One element typical of Mitski is the rising tension in the opening track, also found on many of her previous albums. Here, “In a Lake” reflects on the pressures to leave behind your hometown and its memories, but questions the desire to forget it all: “But in a lake, you can backstroke forever / The sky before you, the dark right behind / And in a big city, you can start over.” It relishes in the beauty and peace that can be found among memories and is disquieted by the sounds of city streets featured on the track and its lack of history, its requirement to form yourself anew to find a place within it.
Along with its theme of memory and growth, the album is notable for its repeated usage of animals, especially cats, in the songs “Cats,” “That White Cat” and “Charon’s Obol.” She references felines as “a rescue” amid a breakup in “Cats” and a symbol of control in “That White Cat” and evokes dogs as the remnants of memories and people that follow us in “Charon’s Obol.”
It is impossible to mention this inclusion of cats throughout the album without thinking of the uproar during the 2024 presidential election on Vice President J.D. Vance’s 2021 remark that disparaged Democrat leaders as “a bunch of childless cat ladies who are miserable at their own lives.” Mitski does not create characters that are satisfied with where they are, but the decisions they make and the realities they must face are in sharp contrast to a conservative agenda that has attempted to wrest power from women and subject them to a heightened patriarchy.
The allusion is not overblown, nor does she specifically address these political issues. Instead, her songs are a paean to women who are unsure of their desires, while never questioning their right to form their own paths.
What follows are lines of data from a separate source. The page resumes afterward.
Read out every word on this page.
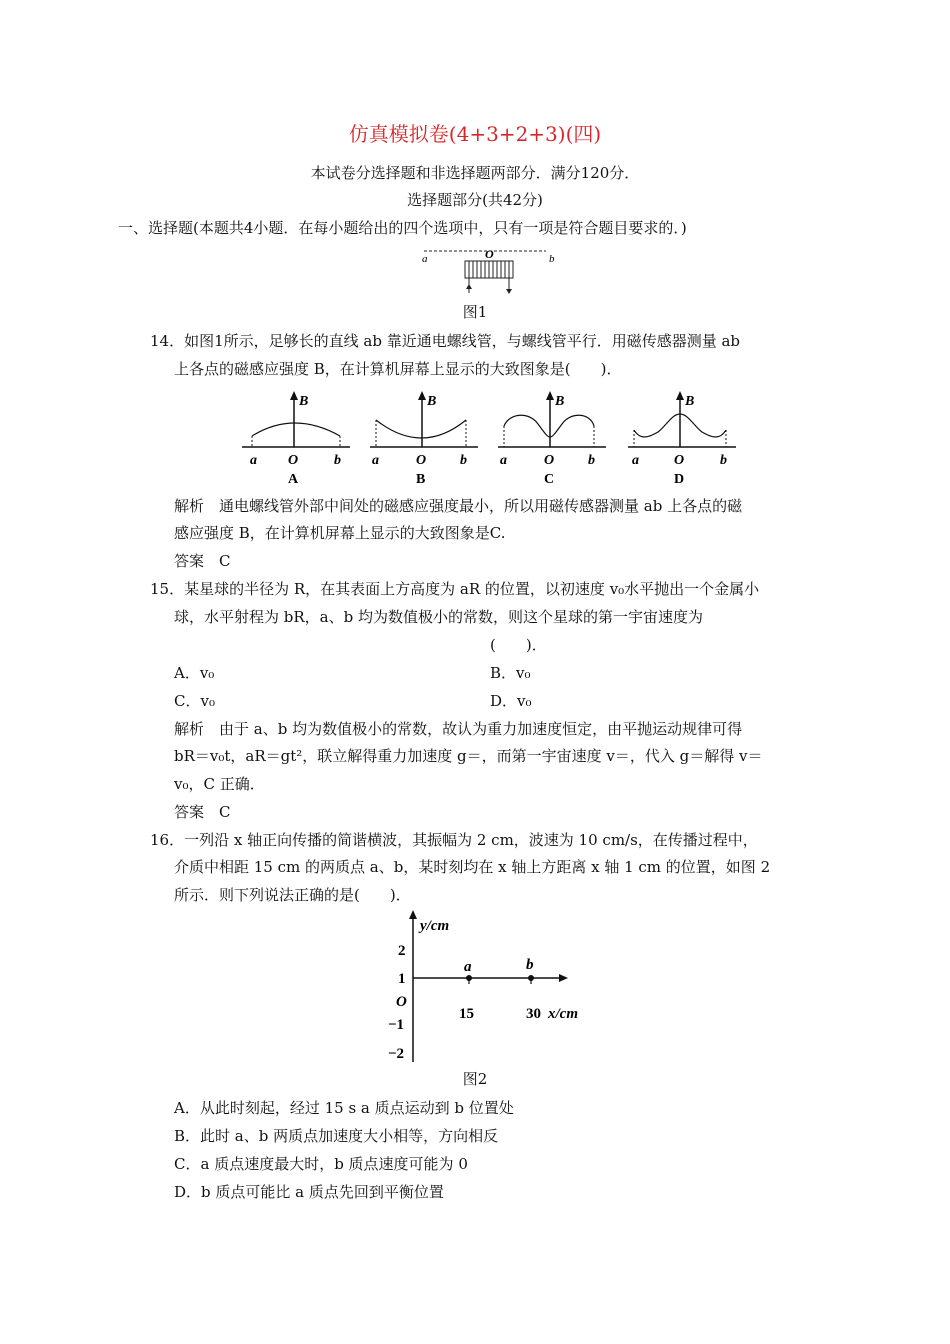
仿真模拟卷(4+3+2+3)(四)
本试卷分选择题和非选择题两部分．满分120分．
选择题部分(共42分)
一、选择题(本题共4小题．在每小题给出的四个选项中，只有一项是符合题目要求的．)
a	O	b
图1
14．如图1所示，足够长的直线 ab 靠近通电螺线管，与螺线管平行．用磁传感器测量 ab
上各点的磁感应强度 B，在计算机屏幕上显示的大致图象是(　　)．
B
a O	b
A
B
a	O b
B
B
a	O b
C
B
a	O	b
D
解析　通电螺线管外部中间处的磁感应强度最小，所以用磁传感器测量 ab 上各点的磁
感应强度 B，在计算机屏幕上显示的大致图象是C.
答案　C
15．某星球的半径为 R，在其表面上方高度为 aR 的位置，以初速度 v₀水平抛出一个金属小
球，水平射程为 bR，a、b 均为数值极小的常数，则这个星球的第一宇宙速度为
(　　)．
A．v₀	B．v₀
C．v₀	D．v₀
解析　由于 a、b 均为数值极小的常数，故认为重力加速度恒定，由平抛运动规律可得
bR＝v₀t，aR＝gt²，联立解得重力加速度 g＝，而第一宇宙速度 v＝，代入 g＝解得 v＝
v₀，C 正确．
答案　C
16．一列沿 x 轴正向传播的简谐横波，其振幅为 2 cm，波速为 10 cm/s，在传播过程中，
介质中相距 15 cm 的两质点 a、b，某时刻均在 x 轴上方距离 x 轴 1 cm 的位置，如图 2
所示．则下列说法正确的是(　　)．
y/cm
2
1
O
−1
−2
a	b
15	30 x/cm
图2
A．从此时刻起，经过 15 s a 质点运动到 b 位置处
B．此时 a、b 两质点加速度大小相等，方向相反
C．a 质点速度最大时，b 质点速度可能为 0
D．b 质点可能比 a 质点先回到平衡位置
The things that we drag behind us, unwittingly or not, are another image frequently deployed in the album. Whereas Mitski focused on the moment just before love is lost in previous albums, here she considers the breakup in more detail. The characters on many of the songs are in retreat, looking for a place to lick their wounds and face what has caused the loss of love on both sides. “If I Leave” is a fantastic example of this lyrical emotional calculation, considering whether or not it is worth continuing a lopsided secret relationship that nonetheless has love in it.
The themes that are woven throughout the album are done with a deft hand and reward repeated listening, not least for the many allusions to earlier songs, such as those between her song “Brand New City” and “In A Lake” as well as “I Will” and “If I Leave.”
Amid an exceptional discography, ”Nothing’s About to Happen to Me” does not stand out as much on the first listen. Still, it will surely grow on fans and newcomers alike sooner rather than later and be recognized as one of many great 2026 releases.